NHC should carry the mantle of Tanzania’s national housing agenda
Her Excellency the President has recently reappointed the Chairman of the Board of Directors of the National Housing Corporation, the largest real estate holder in the country. That Chairman, Dr Sophia Kongela, is a well-known academic and practitioner of real estate development and management.
In the wake of that Presidential appointment, the Minister for Lands, Hon Dr Angeline Mabula, appointed a new 8-Member Board of Directors for the NHC. The Directors include financial analysts, academics, researchers and real estate practitioners.
In terms of housing, the NHC demonstrates the urge which the country had at Independence to improve housing for everybody. It was the first parastatal to be created, in 1962. In 1990, it was reformulated, when it took over the assets of the Registrar of Buildings, a body that had been created in 1971, to manage and extend the properties nationalized under the Buildings Acquisition Act of 1971.
The functions of the NHC, as provided for under the National Housing Corporation Act 1990, include: (1) to provide or facilitate the provision of houses and other buildings in Tanzania for use by members of the public for residential, business, industrial or other purposes; (2) to engage in (a) the construction of houses or other buildings for sale; (b) the construction of buildings as part of approved housing schemes; (c) the provisions of, or, facilitating the provision of building materials, components, concrete articles and other related articles, whether through the establishment of factories or subsidiary companies or in any other way; (d) the business of building contractors, planners or consultants; (e) the business of estate managers in respect of properties owned by the Corporation and of any others on approved terms.
(3) The Corporation was required to take over and continue the management of the affairs, properties and operations of the Registrar as at that date; and (4) The Corporation is required to carry out any other activities related or incidental to the construction of houses or other buildings, the administration of estates, and the management of the affairs related to buildings and houses built or acquired by the Corporation or otherwise transferred to it by or under this Act.
Taking into consideration its historical role, as well as bearing in mind its functions as provided by the law, the NHC needs to be at the forefront of formulating, propagating and implementing a National Housing Agenda, which needs to be formulated in the first instance.
It is intriguing that up to this day, Tanzania does not have a National Housing Policy, although some feel that the existence of the National Human Settlements Development Policy 2000 covers this gap. This need not be the case; and one reason for this lopsided view, is because housing has been in the hands of land use planners for the past decades, who see it in terms of settlements.
Among many others, housing is very much about the quality of the product (standards), and affordability (finance).
This calls for there being a minimum housing standard, which a developing Tanzania must aspire to for each of its citizens. Just as there is a minimum standard for education, there needs to be a minimum standard for housing. This may inform the type of new houses which the NHC may construct for sale, or rent out, if it is targeting the average Tanzanian household.

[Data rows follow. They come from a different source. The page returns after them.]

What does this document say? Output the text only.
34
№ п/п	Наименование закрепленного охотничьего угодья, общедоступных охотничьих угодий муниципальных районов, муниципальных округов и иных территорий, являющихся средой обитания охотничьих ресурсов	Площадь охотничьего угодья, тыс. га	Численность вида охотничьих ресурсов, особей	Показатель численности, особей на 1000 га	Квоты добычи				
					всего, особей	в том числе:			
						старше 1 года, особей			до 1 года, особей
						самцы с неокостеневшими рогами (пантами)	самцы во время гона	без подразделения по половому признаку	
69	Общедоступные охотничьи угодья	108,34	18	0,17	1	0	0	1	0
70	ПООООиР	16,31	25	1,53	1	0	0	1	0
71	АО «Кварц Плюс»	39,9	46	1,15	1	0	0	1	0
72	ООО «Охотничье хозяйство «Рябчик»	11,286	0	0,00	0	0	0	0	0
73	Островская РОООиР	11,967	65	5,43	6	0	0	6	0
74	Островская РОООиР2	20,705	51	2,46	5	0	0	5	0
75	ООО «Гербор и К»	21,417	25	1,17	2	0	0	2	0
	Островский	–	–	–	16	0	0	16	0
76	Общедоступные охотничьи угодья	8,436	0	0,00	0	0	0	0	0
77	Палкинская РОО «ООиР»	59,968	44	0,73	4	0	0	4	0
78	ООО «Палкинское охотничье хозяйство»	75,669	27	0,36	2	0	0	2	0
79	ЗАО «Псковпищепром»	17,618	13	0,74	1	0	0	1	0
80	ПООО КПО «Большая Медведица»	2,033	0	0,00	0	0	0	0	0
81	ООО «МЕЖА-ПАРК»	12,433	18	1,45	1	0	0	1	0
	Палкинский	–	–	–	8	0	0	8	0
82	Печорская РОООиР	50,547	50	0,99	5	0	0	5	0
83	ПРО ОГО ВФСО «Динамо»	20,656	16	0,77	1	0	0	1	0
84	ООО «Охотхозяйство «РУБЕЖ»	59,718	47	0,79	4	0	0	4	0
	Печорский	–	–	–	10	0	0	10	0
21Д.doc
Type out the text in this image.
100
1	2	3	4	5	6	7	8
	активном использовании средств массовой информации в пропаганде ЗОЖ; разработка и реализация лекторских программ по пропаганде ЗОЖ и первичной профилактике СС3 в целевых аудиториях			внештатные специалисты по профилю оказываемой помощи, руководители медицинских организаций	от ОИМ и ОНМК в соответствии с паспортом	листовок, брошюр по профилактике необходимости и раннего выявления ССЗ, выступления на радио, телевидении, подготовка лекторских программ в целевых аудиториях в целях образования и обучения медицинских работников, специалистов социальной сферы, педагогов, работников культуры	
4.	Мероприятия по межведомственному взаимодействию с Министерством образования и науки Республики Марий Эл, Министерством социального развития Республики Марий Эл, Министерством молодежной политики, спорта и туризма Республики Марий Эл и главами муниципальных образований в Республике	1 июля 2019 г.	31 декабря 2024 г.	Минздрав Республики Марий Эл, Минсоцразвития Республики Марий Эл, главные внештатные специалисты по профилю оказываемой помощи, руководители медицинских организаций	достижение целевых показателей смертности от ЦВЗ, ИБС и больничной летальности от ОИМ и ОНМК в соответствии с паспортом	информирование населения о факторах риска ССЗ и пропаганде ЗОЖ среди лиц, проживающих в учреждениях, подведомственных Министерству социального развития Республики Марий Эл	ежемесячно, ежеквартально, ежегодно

It will also inform what should be done about the old houses, which are below that minimum standard, and those that have deteriorated from it, with the passage of time.
Without a minimum standard house, the figures that are cited from time to time, about the housing deficit in the country and the number of new houses required annually to meet new demand, have no scientific criteria. The NHC may therefore find it appropriate to develop this minimum standard house.
In most parts of the developed world, housing is bought rather than constructed. This has led to the growth of a robust mortgage system. Can the NHC spearhead the growth of an affordable house finance system? This may be of use to many households, who would then, acquire houses ready for occupation, instead of struggling with construction which takes years to complete, and houses are many times occupied incomplete, denying the owner/occupier the privilege of enjoying a completed house for a longer part of their life.
A discourse on housing and how it can play a crucial role in realizing the socioeconomic development of the country needs to be encouraged; looking at both house ownership, and renting. Currently, housing is taking a backseat in national socioeconomic deliberations, something which is undesirable.
This is, therefore, to appeal to the new NHC Board of Directors to find ways of anchoring housing well into the national development agenda. This entails having a clearly-spelt out programme that will see housing being the backbone of catapulting and cementing Tanzania into an upper middle-income country.